As business costs continue to be a primary concern for organizations amid an uncertain economic climate, understanding the importance and concepts of the budgeting process is more important for HR leaders than ever. However, every organization has unique processes and timelines that will impact how the budget gets created and how funds are allocated to various functions, programs, and initiatives. In response to HR leaders’ current and ongoing needs for direction on the budgeting process, McLean & Company has published its new data-backed industry guide.

The new HR Budgeting Guide will help HR leaders understand foundational budgeting concepts, identify the role of key stakeholders in the budgeting process, recognize HR’s role in organizational budgeting, identify opportunities to build HR’s role as a strategic partner, and more.

“Senior leaders’ perception of HR as a function impacts HR’s involvement in the organizational budgeting process,” says Grace Ewles, manager of HR Research and Advisory Services at McLean & Company. “Traditionally, leadership may view HR as a necessary expense rather than an opportunity to strategically invest in talent in support of organizational outcomes, such as productivity and innovation. As such, organizations that fail to identify the talent implications associated with strategic investments risk prioritizing short-term financial gains while ignoring long-term consequences.”

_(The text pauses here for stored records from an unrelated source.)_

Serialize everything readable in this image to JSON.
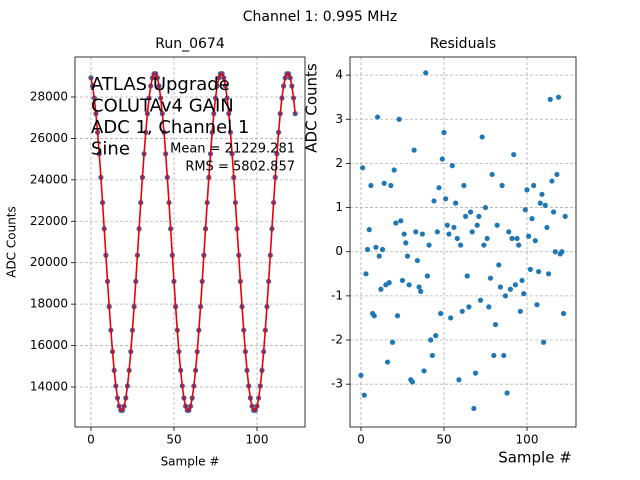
{
  "suptitle": "Channel 1: 0.995 MHz",
  "chart_data": [
    {
      "type": "line",
      "title": "Run_0674",
      "xlabel": "Sample #",
      "ylabel": "ADC Counts",
      "annotations": [
        "ATLAS Upgrade",
        "COLUTAv4 GAIN",
        "ADC 1, Channel 1",
        "Sine"
      ],
      "stats": [
        "Mean = 21229.281",
        "RMS = 5802.857"
      ],
      "xlim": [
        -9.6,
        128.9
      ],
      "ylim": [
        12070,
        29930
      ],
      "xticks": [
        0,
        50,
        100
      ],
      "yticks": [
        14000,
        16000,
        18000,
        20000,
        22000,
        24000,
        26000,
        28000
      ],
      "grid": true,
      "x": [
        0,
        1,
        2,
        3,
        4,
        5,
        6,
        7,
        8,
        9,
        10,
        11,
        12,
        13,
        14,
        15,
        16,
        17,
        18,
        19,
        20,
        21,
        22,
        23,
        24,
        25,
        26,
        27,
        28,
        29,
        30,
        31,
        32,
        33,
        34,
        35,
        36,
        37,
        38,
        39,
        40,
        41,
        42,
        43,
        44,
        45,
        46,
        47,
        48,
        49,
        50,
        51,
        52,
        53,
        54,
        55,
        56,
        57,
        58,
        59,
        60,
        61,
        62,
        63,
        64,
        65,
        66,
        67,
        68,
        69,
        70,
        71,
        72,
        73,
        74,
        75,
        76,
        77,
        78,
        79,
        80,
        81,
        82,
        83,
        84,
        85,
        86,
        87,
        88,
        89,
        90,
        91,
        92,
        93,
        94,
        95,
        96,
        97,
        98,
        99,
        100,
        101,
        102,
        103,
        104,
        105,
        106,
        107,
        108,
        109,
        110,
        111,
        112,
        113,
        114,
        115,
        116,
        117,
        118,
        119,
        120,
        121,
        122,
        123
      ],
      "series": [
        {
          "color": "#e8000b",
          "marker_color": "#4c5a9a",
          "values": [
            28925,
            28530,
            27949,
            27197,
            26293,
            25258,
            24119,
            22902,
            21640,
            20360,
            19098,
            17881,
            16742,
            15707,
            14803,
            14051,
            13470,
            13075,
            12875,
            12875,
            13075,
            13470,
            14051,
            14803,
            15707,
            16742,
            17881,
            19098,
            20360,
            21640,
            22902,
            24119,
            25258,
            26293,
            27197,
            27949,
            28530,
            28925,
            29125,
            29125,
            28925,
            28530,
            27949,
            27197,
            26293,
            25258,
            24119,
            22902,
            21640,
            20360,
            19098,
            17881,
            16742,
            15707,
            14803,
            14051,
            13470,
            13075,
            12875,
            12875,
            13075,
            13470,
            14051,
            14803,
            15707,
            16742,
            17881,
            19098,
            20360,
            21640,
            22902,
            24119,
            25258,
            26293,
            27197,
            27949,
            28530,
            28925,
            29125,
            29125,
            28925,
            28530,
            27949,
            27197,
            26293,
            25258,
            24119,
            22902,
            21640,
            20360,
            19098,
            17881,
            16742,
            15707,
            14803,
            14051,
            13470,
            13075,
            12875,
            12875,
            13075,
            13470,
            14051,
            14803,
            15707,
            16742,
            17881,
            19098,
            20360,
            21640,
            22902,
            24119,
            25258,
            26293,
            27197,
            27949,
            28530,
            28925,
            29125,
            29125,
            28925,
            28530,
            27949,
            27197
          ]
        }
      ]
    },
    {
      "type": "scatter",
      "title": "Residuals",
      "xlabel": "Sample #",
      "ylabel": "ADC Counts",
      "xlim": [
        -6.6,
        129.5
      ],
      "ylim": [
        -3.97,
        4.41
      ],
      "xticks": [
        0,
        50,
        100
      ],
      "yticks": [
        -3,
        -2,
        -1,
        0,
        1,
        2,
        3,
        4
      ],
      "grid": true,
      "color": "#1f77b4",
      "x": [
        0,
        1,
        2,
        3,
        4,
        5,
        6,
        7,
        8,
        9,
        10,
        11,
        12,
        13,
        14,
        15,
        16,
        17,
        18,
        19,
        20,
        21,
        22,
        23,
        24,
        25,
        26,
        27,
        28,
        29,
        30,
        31,
        32,
        33,
        34,
        35,
        36,
        37,
        38,
        39,
        40,
        41,
        42,
        43,
        44,
        45,
        46,
        47,
        48,
        49,
        50,
        51,
        52,
        53,
        54,
        55,
        56,
        57,
        58,
        59,
        60,
        61,
        62,
        63,
        64,
        65,
        66,
        67,
        68,
        69,
        70,
        71,
        72,
        73,
        74,
        75,
        76,
        77,
        78,
        79,
        80,
        81,
        82,
        83,
        84,
        85,
        86,
        87,
        88,
        89,
        90,
        91,
        92,
        93,
        94,
        95,
        96,
        97,
        98,
        99,
        100,
        101,
        102,
        103,
        104,
        105,
        106,
        107,
        108,
        109,
        110,
        111,
        112,
        113,
        114,
        115,
        116,
        117,
        118,
        119,
        120,
        121,
        122,
        123
      ],
      "values": [
        -2.8,
        1.9,
        -3.25,
        -0.5,
        0.05,
        0.5,
        1.5,
        -1.4,
        -1.45,
        0.1,
        3.05,
        -0.1,
        -0.85,
        0.05,
        1.55,
        -0.75,
        -2.5,
        -0.7,
        1.5,
        -2.05,
        1.85,
        0.65,
        -1.45,
        3.0,
        0.7,
        -0.65,
        0.4,
        0.2,
        -0.1,
        -0.75,
        -2.9,
        -2.95,
        2.3,
        0.45,
        -0.2,
        -0.8,
        -0.9,
        0.4,
        -2.7,
        4.05,
        -0.55,
        0.15,
        -2.0,
        -2.35,
        1.15,
        -1.9,
        0.45,
        1.45,
        -1.4,
        2.1,
        2.7,
        1.2,
        0.6,
        0.4,
        -1.5,
        1.95,
        0.55,
        1.1,
        0.3,
        -2.9,
        0.15,
        -1.35,
        1.5,
        0.8,
        -0.55,
        -1.25,
        0.9,
        0.45,
        -3.55,
        -2.75,
        0.6,
        0.8,
        -1.1,
        2.6,
        0.15,
        1.0,
        0.3,
        -1.25,
        -0.6,
        1.75,
        -2.35,
        -1.65,
        0.6,
        -0.3,
        -0.8,
        1.5,
        -2.35,
        -1.0,
        -3.2,
        0.45,
        -0.85,
        0.3,
        2.2,
        -0.75,
        0.3,
        0.15,
        -1.35,
        -0.65,
        -0.95,
        0.95,
        1.4,
        0.35,
        -0.4,
        0.75,
        1.5,
        0.25,
        -1.2,
        -0.45,
        1.1,
        1.3,
        -2.05,
        1.05,
        0.55,
        -0.5,
        3.45,
        1.6,
        0.9,
        0.0,
        1.75,
        3.5,
        -0.05,
        0.0,
        -1.4,
        0.8
      ]
    }
  ]
}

McLean & Company defines budgeting as “the process of planning how organizations spend their money to achieve strategic goals.” The resource further highlights three critical components of the budgeting process HR leaders must understand in order to be strategic partners, as outlined below:

1.

Budgeting style: This refers to the approach used to identify HR expenses and create the budget. Two examples of budgeting styles include: 

 

i.

Incremental budgeting, which involves building the budget using the previous year’s budget or final expenditures as a starting point.

 

ii.

Zero-based budgeting, which requires building the budget from scratch with no previous expenses assumed to recur.

   

2.

Decision-making process: Involves identifying who is responsible for establishing, reviewing, and approving the budget. The decision-making process can take on several formats, such as:

 

i.

A top-down approach, during which the budget is established by executives and the finance department before going to department leaders.

 

ii.

A bottom-up approach, in which department leaders determine the required budget to meet the department goals. The budget is then proposed to executives where it is approved, rejected, or adjusted.

   

3.

Fund-dispersion process: This is the way in which the functions within departments receive funds. The fund-dispersion process may be:

 

i.

Centralized, with the department budget created based on one overall budget that is then allocated to the various functions within that department.

 

ii.

Decentralized, in which each function is allocated its own budget that is then used for initiatives and projects specific to that function. 


In addition to the three components of the budgeting process, the firm outlines two key parts to business acumen that must be considered to increase HR’s effectiveness in the budgeting process. Business acumen entails using critical thinking, a solid understanding of the business and the wider industry, and financial literacy to make decisions. The two critical components of business acumen are below:

  1. The knowledge of business fundamentals: Understanding key financial terms, specific organizational knowledge, and knowledge of the industry in which the organization operates.

  2. The application of said knowledge: Thinking critically to engage stakeholders and align HR activities with organizational priorities.

McLean & Company advises HR leaders that the budgeting process is much more complex than simply identifying costs and presents the opportunity to solidify HR’s role as a strategic organizational partner. Building a relationship based on mutual respect and understanding helps transition the finance department into an advocate for HR. The resource explains that the more that the finance department values how HR budgets are created and implemented, the more likely they are to see HR as a strategic long-term investment.